Calculus is great, but true 'educational excellence' is about developing good people.
There are times as we are attempting to motivate our students that we over-emphasize the instrumental value of education. "Be good at school" we say, "and you will get a good job". By "good job" we imply the trappings of a "good life" - house, car, and happy family, and such like. There are many flawed assumptions in all of that, but most importantly, the "capitalist dream" model that we use (explicitly or implicitly) relegates much more important educational outcomes - emotional intelligence, gratitude, self-control, creativity, flow, and decision making (among a host of other key, life-determining elements) - to a lesser position in the thinking hierarchy.
Good manners are regarded as quaint, kindness as soft, and selflessness is kept a record of to tick the 'service' box on a CV.
There is something much deeper in each of these things that goes way beyond social constructs.
Good manners are carefully constructed social codes for saying in an implicit way: "I see you - your humanity is unique and I notice that". I am learning more and more about traditional Xhosa culture - one aspect that has particularly intrigued me is the lengthy process of greeting and the careful use of honorific. It sets a beautiful tone for what is to follow, be that a social conversation or a more formal meeting. Whatever the occasion, it starts with meaningful recognition of humanity.
Kindness is a most underrated virtue, and we do our students a disservice by not explicitly teaching it, practicing it, and calling out its absence. Kindness is the opposite of 'softness' - it requires an inner strength and sense of self to recognise that each of us holds our own unique story as we journey through life, and that story is complex and non-linear. What we see in the face of our fellow humanity often hides a multitude of anxieties, pains, and emotional turmoil - kindness is the recognition that our own human frailty holds no higher hierarchical rank than any other. While we hope to raise children that are resilient and tenacious, this should never be at the cost of kindness. It was one of my students that taught me "in a world where you can be anything, be kind".

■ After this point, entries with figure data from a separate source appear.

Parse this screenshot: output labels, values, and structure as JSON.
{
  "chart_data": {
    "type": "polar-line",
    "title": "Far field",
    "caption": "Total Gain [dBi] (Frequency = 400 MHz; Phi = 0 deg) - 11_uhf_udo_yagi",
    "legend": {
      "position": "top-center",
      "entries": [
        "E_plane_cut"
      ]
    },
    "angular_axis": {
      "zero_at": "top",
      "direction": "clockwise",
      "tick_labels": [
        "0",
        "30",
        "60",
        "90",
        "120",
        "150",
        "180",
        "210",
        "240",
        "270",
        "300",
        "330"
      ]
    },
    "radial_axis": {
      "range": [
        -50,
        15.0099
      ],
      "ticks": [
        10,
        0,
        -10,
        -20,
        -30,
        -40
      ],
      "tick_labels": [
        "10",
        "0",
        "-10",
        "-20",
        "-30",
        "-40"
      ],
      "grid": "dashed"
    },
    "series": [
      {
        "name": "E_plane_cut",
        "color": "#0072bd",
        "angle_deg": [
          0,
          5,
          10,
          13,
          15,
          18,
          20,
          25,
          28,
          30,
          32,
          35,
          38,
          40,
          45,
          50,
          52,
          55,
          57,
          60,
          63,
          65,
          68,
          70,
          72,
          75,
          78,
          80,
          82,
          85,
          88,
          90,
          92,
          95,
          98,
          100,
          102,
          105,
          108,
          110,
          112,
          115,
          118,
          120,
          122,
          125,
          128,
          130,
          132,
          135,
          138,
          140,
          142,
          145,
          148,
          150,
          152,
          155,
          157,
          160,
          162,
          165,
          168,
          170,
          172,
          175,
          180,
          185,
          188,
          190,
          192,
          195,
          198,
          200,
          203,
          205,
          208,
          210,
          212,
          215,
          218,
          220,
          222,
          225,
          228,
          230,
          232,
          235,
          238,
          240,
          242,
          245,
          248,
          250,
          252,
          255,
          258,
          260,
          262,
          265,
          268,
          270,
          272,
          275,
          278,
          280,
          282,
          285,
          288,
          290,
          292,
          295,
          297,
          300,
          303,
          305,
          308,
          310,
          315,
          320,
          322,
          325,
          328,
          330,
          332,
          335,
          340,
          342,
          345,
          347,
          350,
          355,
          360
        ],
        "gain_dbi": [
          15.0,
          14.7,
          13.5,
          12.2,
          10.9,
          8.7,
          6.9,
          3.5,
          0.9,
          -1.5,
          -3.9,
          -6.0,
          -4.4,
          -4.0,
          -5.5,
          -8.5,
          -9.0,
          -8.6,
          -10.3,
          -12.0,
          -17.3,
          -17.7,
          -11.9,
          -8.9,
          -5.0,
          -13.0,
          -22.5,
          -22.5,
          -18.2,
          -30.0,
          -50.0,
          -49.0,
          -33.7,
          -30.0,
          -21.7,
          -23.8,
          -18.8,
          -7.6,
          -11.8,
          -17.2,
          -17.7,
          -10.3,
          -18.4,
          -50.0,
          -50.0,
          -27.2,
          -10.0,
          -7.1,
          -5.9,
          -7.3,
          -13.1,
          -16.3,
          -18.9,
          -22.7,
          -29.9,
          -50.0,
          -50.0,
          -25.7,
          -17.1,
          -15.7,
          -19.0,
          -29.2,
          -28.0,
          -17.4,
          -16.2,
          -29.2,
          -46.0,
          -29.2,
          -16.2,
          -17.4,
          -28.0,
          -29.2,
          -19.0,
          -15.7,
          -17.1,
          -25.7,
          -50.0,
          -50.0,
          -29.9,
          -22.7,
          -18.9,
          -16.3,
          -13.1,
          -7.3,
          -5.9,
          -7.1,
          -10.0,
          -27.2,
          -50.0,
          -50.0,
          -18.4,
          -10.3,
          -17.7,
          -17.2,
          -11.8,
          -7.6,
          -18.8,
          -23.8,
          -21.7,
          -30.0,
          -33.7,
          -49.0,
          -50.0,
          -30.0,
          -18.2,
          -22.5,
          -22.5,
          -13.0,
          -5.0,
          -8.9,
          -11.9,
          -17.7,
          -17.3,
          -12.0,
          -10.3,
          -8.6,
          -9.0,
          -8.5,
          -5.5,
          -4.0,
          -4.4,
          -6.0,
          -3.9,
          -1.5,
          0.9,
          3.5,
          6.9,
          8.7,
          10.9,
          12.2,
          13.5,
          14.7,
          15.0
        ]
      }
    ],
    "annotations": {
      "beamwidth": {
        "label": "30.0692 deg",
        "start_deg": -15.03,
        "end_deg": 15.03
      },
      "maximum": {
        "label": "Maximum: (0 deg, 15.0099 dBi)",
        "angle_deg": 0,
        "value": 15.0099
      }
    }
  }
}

We live in a deeply divided and unequal society. While politicians speak of equality, their deeds exacerbate an ever widening chasm between the wealthy and the "other" 65% of the population who own less than 10% of its wealth (World Inequality Report 2022, Chancel and Piketty (2021)). The recognition that we live in an unequal society is one of the greatest virtues that we can impart in our students, and encouraging them to offer support where they can for its own sake (un-noticed even) teaches them to value humanity for humanities sake as part of an inexorably linked community of souls living in this world at this time. But more than that, recognising that, although inequality is a fact, the absolute equality of human potential is a more powerful one. It spurs us on to acts of kindness.
Interestingly, as I have been advocating for selflessness, kindness, and good manners as internal, intrinsically good aspects of a good education, it is a fact that acts of kindness contribute positively to the wellbeing of the giver, and so create a secondary "good". Similarly, good manners ease important social interactions and so themselves carry secondary instrumental value.
A good education is about "educational excellence", of course - books, assignments, numbers, and things- but to at least an equal extent it is about creating good people. In an unequal world where knowledge has been commodified and artificial intelligence takes on an exponentially growing role, re-discovering the elements of being good humans has never been more important.